Coaches who care

Laf. council tables shelter fee hikes
September 16, 2014
Longevity a central issue in Senate race
September 16, 2014
Laf. council tables shelter fee hikes
September 16, 2014
Longevity a central issue in Senate race
September 16, 2014

While wars raged in Iraq and Afghanistan for a decade, the pain of it was felt here in the Bayou Country by the parents, who serve their country in their way as the daughters and sons serve it in theirs.

Now there is talk of new war in the Middle East and they wonder how it can be waged without someone’s sons and daughters working on the ground, how a downed aircraft or some other calamity won’t result in a need for their children to be in harm’s way, and so they watch and wait.

I reached out to parents last week when the President of the United States spoke about how we shall go about dealing with these monsters who blaspheme their god and their prophet by committing atrocities in those names, who have already spilled the blood of an American and a Britisher who were armed with nothing but computers and pens.

These parents had little to say about the current situation, but I did get a phone call that was a stark reminder of the unfinished business we have.

Normally only people with names appear in this space the newspaper gives me, but for reasons you will understand that is not the case right now.

This mother opened up about her Marine Corps son, currently stationed on safe land in Asia, although you never know where they can end up.

Her boy did three tours in Afghanistan. He had buddies shot right next to him and he survived, and so bad was the survivor’s guilt that he even took upon his head the death of one he didn’t witness, so bad has been the toll on his mind.

Talk to somebody, she said. You are having problems, and you will have more, and the Marine Corps can help.

But it was like talking to a wall with this young man who lost grandparents during his deployments, whose wife, tired of the demons war had spawned within him, took off with the new baby. Now there’s a new wife and there are more demons, and nothing is being done about them.

The armed forces say they are trying to change the attitude that a soldier or Marine needs to buck up and deal with it all, and they have programs to help. But the professionals who work with cleaning up the mess that war makes inside the head say it is still taking a while for the bosses, the sergeants and lieutenants and all of those with higher rank, to recognize the warrior in need of help.

“I need support,” the distraught mom said, resigned that the young man who will one day return is likely to be a shell of himself, convinced that the man who returns will not be the one she kissed goodbye.

Some phone calls were made to find out more about post-traumatic stress syndrome and how families and service members are being helped, and a call to the much-maligned Veterans Affairs Department actually turned up some answers.


The National Center for PTSD does research on the problem, and they have, it turns out, a program called “Coaching Into Care.” The idea is for moms, dads, wives, husbands or anyone else close to a service member ignoring his or her own danger signs to get the needed help, while providing support for the loved ones, so that they too can be whole.

My fear was that bureaucracies being what they are, somebody would say this was only for those who have come home, not for those who currently serve.

The fear was unfounded. A really nice woman who described herself as a psychologist technician listened as I explained the Marine mom’s plight.

Yes, she said, we can help families of those who currently serve.

So I passed on the phone number and we’ll see how things go. Maybe there will be help. Maybe there won’t. But at least there is trying, and sometimes that’s all you’ve got.
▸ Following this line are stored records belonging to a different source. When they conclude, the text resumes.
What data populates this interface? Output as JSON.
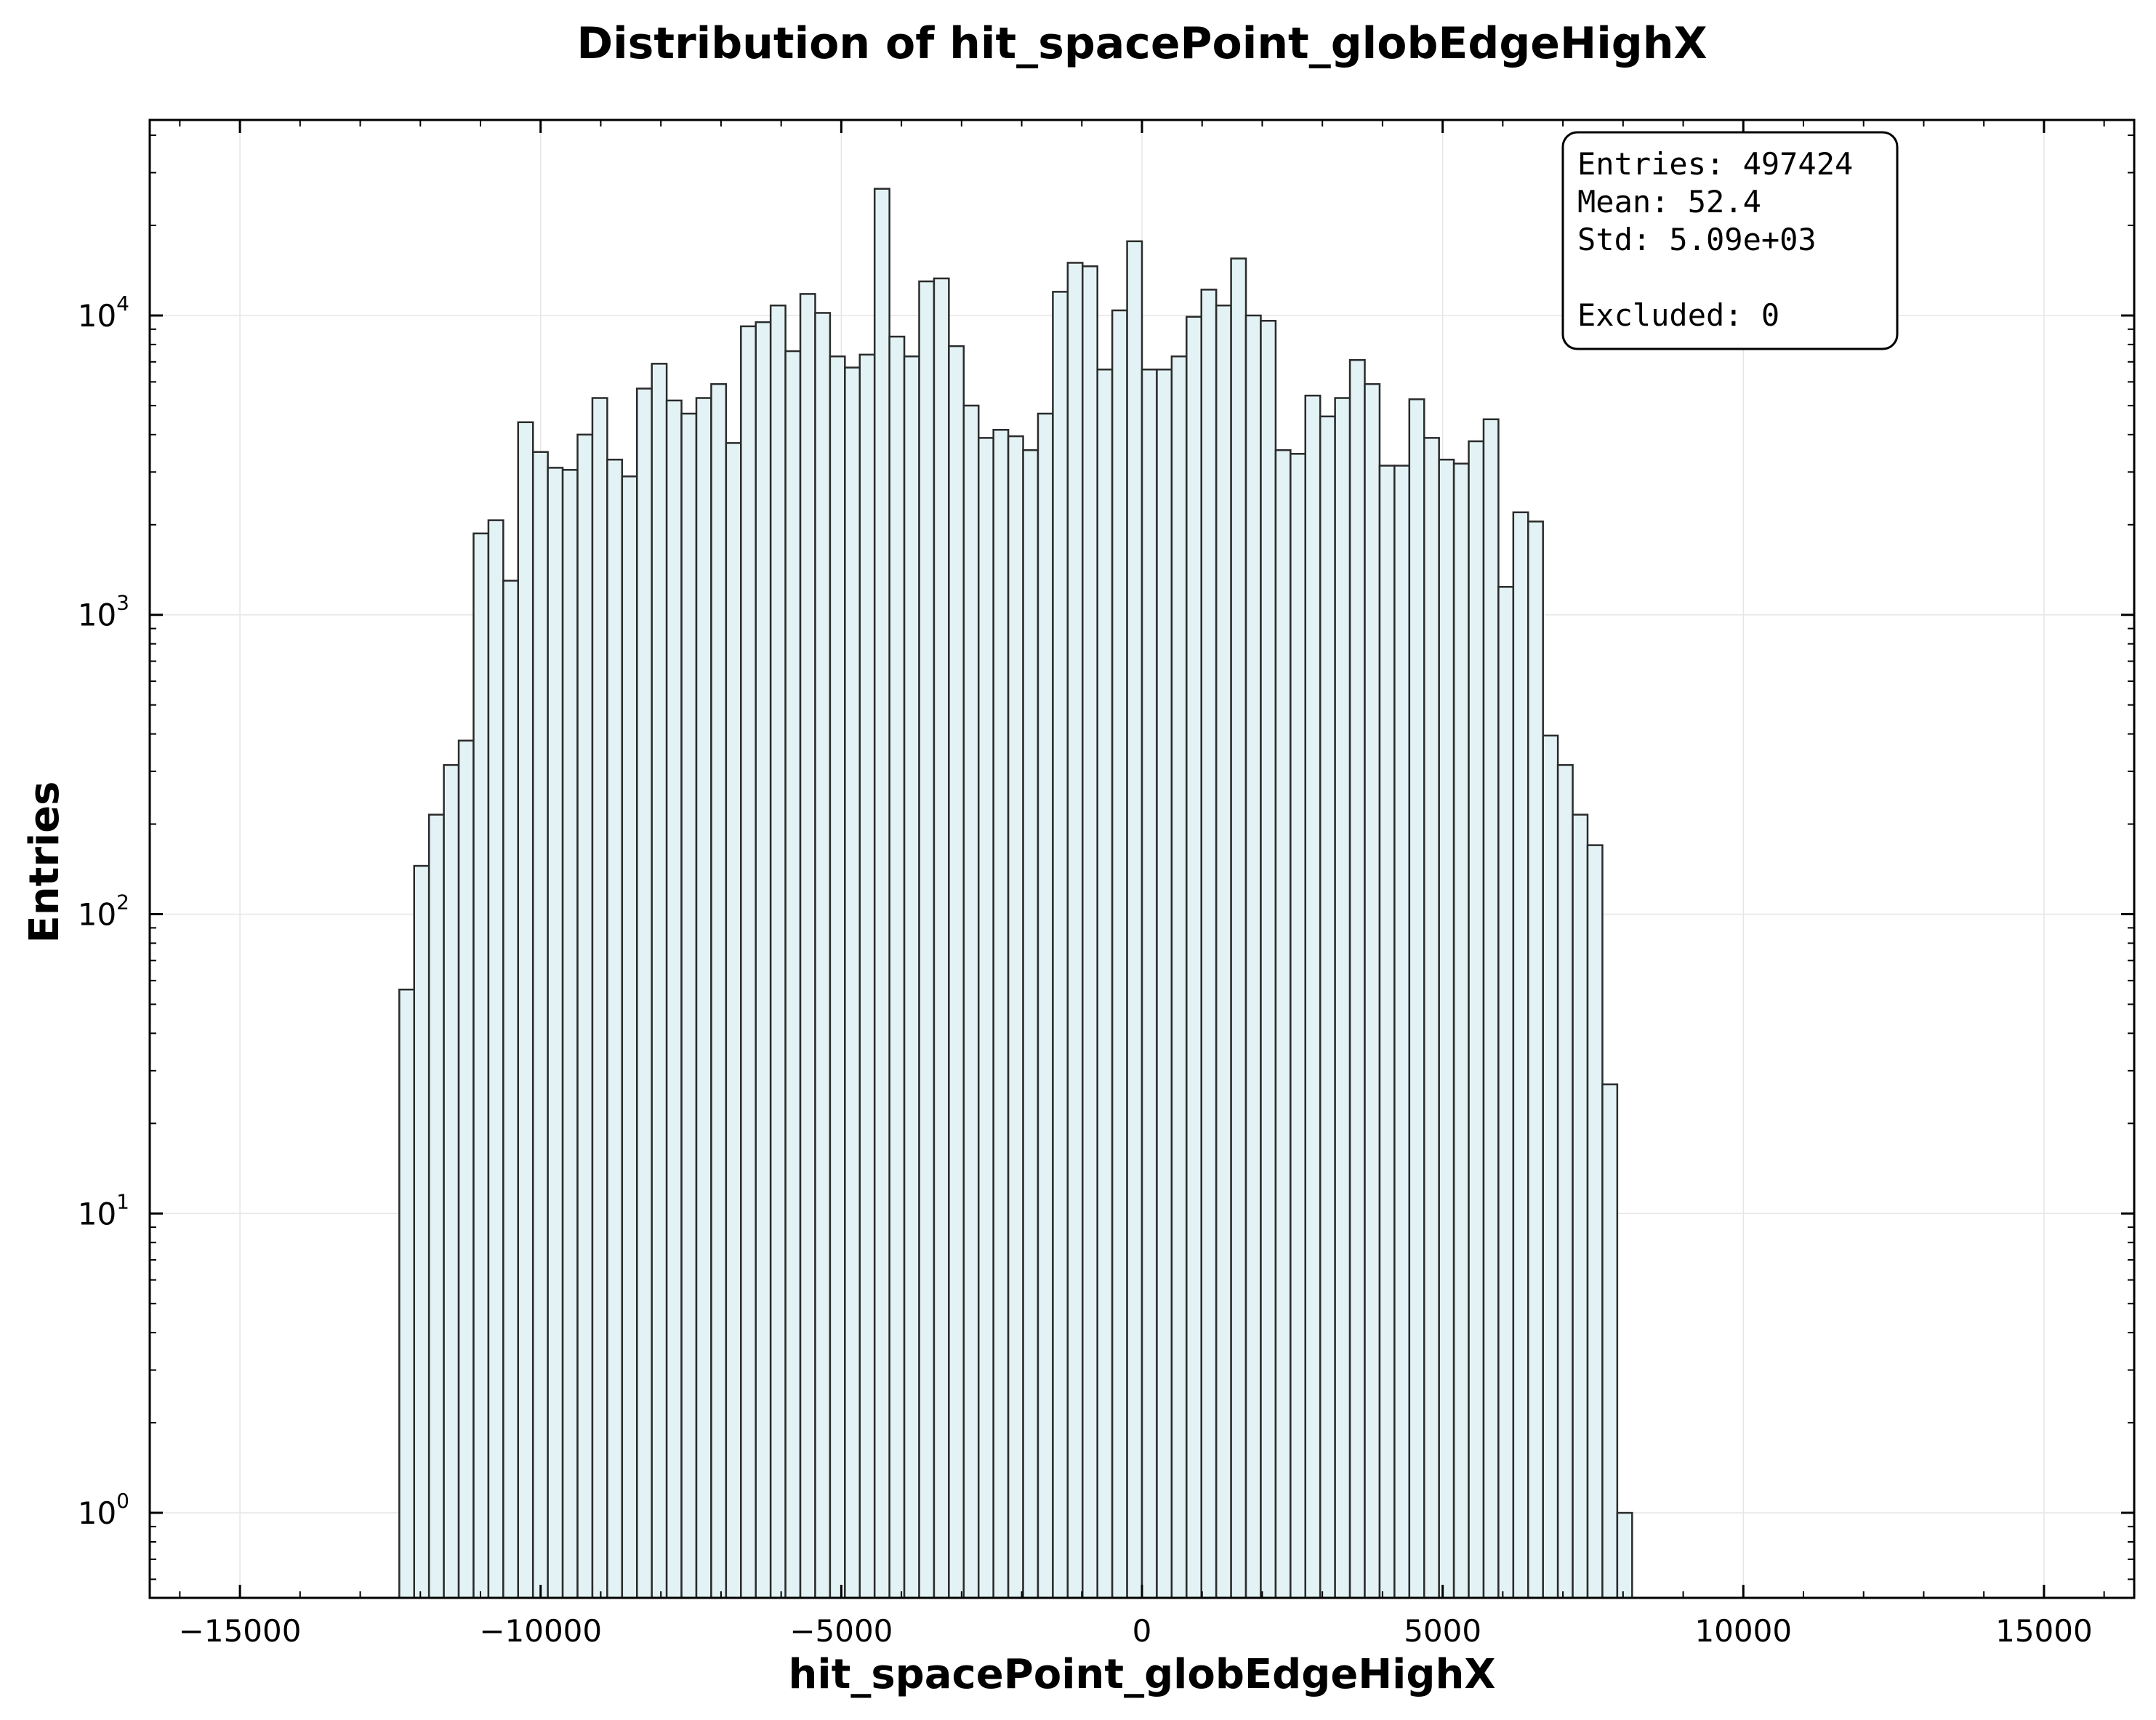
{
  "chart_data": {
    "type": "bar",
    "title": "Distribution of hit_spacePoint_globEdgeHighX",
    "xlabel": "hit_spacePoint_globEdgeHighX",
    "ylabel": "Entries",
    "yscale": "log",
    "xlim": [
      -16500,
      16500
    ],
    "ylim": [
      0.52,
      45000
    ],
    "grid": true,
    "bin_start": -12350,
    "bin_width": 247,
    "values": [
      56,
      145,
      215,
      315,
      380,
      1870,
      2070,
      1300,
      4400,
      3500,
      3100,
      3050,
      4000,
      5300,
      3300,
      2900,
      5700,
      6900,
      5200,
      4700,
      5300,
      5900,
      3750,
      9200,
      9500,
      10800,
      7600,
      11800,
      10200,
      7300,
      6700,
      7400,
      26500,
      8500,
      7300,
      13000,
      13300,
      7900,
      5000,
      3900,
      4150,
      3950,
      3550,
      4700,
      12000,
      15000,
      14600,
      6600,
      10400,
      17700,
      6600,
      6600,
      7300,
      9900,
      12200,
      10800,
      15500,
      10000,
      9600,
      3550,
      3450,
      5400,
      4600,
      5300,
      7100,
      5900,
      3150,
      3150,
      5250,
      3900,
      3300,
      3200,
      3800,
      4500,
      1240,
      2200,
      2050,
      395,
      315,
      215,
      170,
      27,
      1
    ],
    "x_ticks": [
      {
        "value": -15000,
        "label": "−15000"
      },
      {
        "value": -10000,
        "label": "−10000"
      },
      {
        "value": -5000,
        "label": "−5000"
      },
      {
        "value": 0,
        "label": "0"
      },
      {
        "value": 5000,
        "label": "5000"
      },
      {
        "value": 10000,
        "label": "10000"
      },
      {
        "value": 15000,
        "label": "15000"
      }
    ],
    "y_ticks": [
      {
        "value": 1,
        "base": "10",
        "exp": "0"
      },
      {
        "value": 10,
        "base": "10",
        "exp": "1"
      },
      {
        "value": 100,
        "base": "10",
        "exp": "2"
      },
      {
        "value": 1000,
        "base": "10",
        "exp": "3"
      },
      {
        "value": 10000,
        "base": "10",
        "exp": "4"
      }
    ],
    "colors": {
      "fill": "#e3f3f5",
      "edge": "#2b2b2b",
      "grid": "#e6e6e6"
    },
    "stats_box": {
      "entries": "Entries: 497424",
      "mean": "Mean: 52.4",
      "std": "Std: 5.09e+03",
      "excluded": "Excluded: 0",
      "placement": "top-right"
    }
  }
}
If this mother gets some help, maybe she will tell others and they can get help, too, because so many need it and don’t get it, especially the ones still in uniform.

As we talk tough about how we want to stay safe and heap praise on the warriors who make that happen, we must be mindful of the need for the soft and the gentle care they will require, because when we ask them to do what we cannot do for ourselves, bad things can happen, which bandages, splints and surgeries can’t repair.

For those who read this and worry about a loved one in PTSD denial, whether a vet or a current service member, maybe spreading the word will help.

I leave you all with the phone number, which is 888-823-7458. And I leave with hopes that the need for programs like this, one day, will disappear.